(Montréal) Un regroupement de propriétaires résidentiels affirme que plusieurs locataires dont le bail prend fin continuent d’occuper le logement ce mercredi, sans autorisation, ce qui compromettra dans certains cas l’emménagement de nouveaux locataires.

La Presse canadienne

La Corporation des propriétaires immobiliers du Québec (CORPIQ) fait remarquer qu’une occupation sans droit permet habituellement au propriétaire d’obtenir d’urgence une audience à la Régie du logement, puis, une ordonnance d’expulsion en quelques semaines.

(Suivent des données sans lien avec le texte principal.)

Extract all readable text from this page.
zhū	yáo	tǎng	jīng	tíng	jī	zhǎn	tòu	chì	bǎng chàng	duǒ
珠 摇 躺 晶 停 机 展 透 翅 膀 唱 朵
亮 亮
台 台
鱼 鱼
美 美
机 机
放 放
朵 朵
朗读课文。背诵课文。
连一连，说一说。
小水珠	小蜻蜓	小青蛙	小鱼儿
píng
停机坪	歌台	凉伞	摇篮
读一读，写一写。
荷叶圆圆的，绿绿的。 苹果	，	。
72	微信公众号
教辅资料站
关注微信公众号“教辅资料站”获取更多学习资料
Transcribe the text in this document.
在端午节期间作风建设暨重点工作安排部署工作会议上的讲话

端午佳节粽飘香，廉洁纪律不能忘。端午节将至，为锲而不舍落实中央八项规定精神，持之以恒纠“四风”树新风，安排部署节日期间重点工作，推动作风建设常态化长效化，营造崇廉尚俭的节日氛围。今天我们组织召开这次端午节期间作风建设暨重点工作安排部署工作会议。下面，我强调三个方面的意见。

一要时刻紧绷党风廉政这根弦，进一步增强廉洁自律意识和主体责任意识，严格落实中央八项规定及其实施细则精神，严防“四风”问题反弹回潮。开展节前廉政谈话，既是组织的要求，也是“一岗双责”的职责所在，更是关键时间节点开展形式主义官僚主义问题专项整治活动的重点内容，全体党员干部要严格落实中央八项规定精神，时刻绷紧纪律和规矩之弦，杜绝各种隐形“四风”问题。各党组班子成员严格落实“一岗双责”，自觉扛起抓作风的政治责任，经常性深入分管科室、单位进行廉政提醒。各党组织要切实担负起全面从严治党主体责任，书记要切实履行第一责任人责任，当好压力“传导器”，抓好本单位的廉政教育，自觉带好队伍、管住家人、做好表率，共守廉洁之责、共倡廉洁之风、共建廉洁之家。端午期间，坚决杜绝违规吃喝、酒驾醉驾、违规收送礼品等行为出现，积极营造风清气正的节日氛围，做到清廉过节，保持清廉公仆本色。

Cependant, la CORPIQ signale qu’avec la paralysie de trois mois du tribunal ordonnée par le gouvernement du Québec au début de la pandémie de COVID-19 et l’accumulation des demandes, les délais d’attente pour obtenir une audience et une décision sont inconnus.

Le porte-parole de la CORPIQ, Hans Brouillette, affirme qu’un locataire qui bloque l’arrivée d’un autre qui détient un bail valide s’expose à une poursuite.

Selon la CORPIQ, durant l’année d’exercice 2018-2019, les demandes pour expulser un occupant sans droit se sont rendues jusqu’à une décision de la Régie du logement dans 438 cas, le total le plus élevé depuis 1993.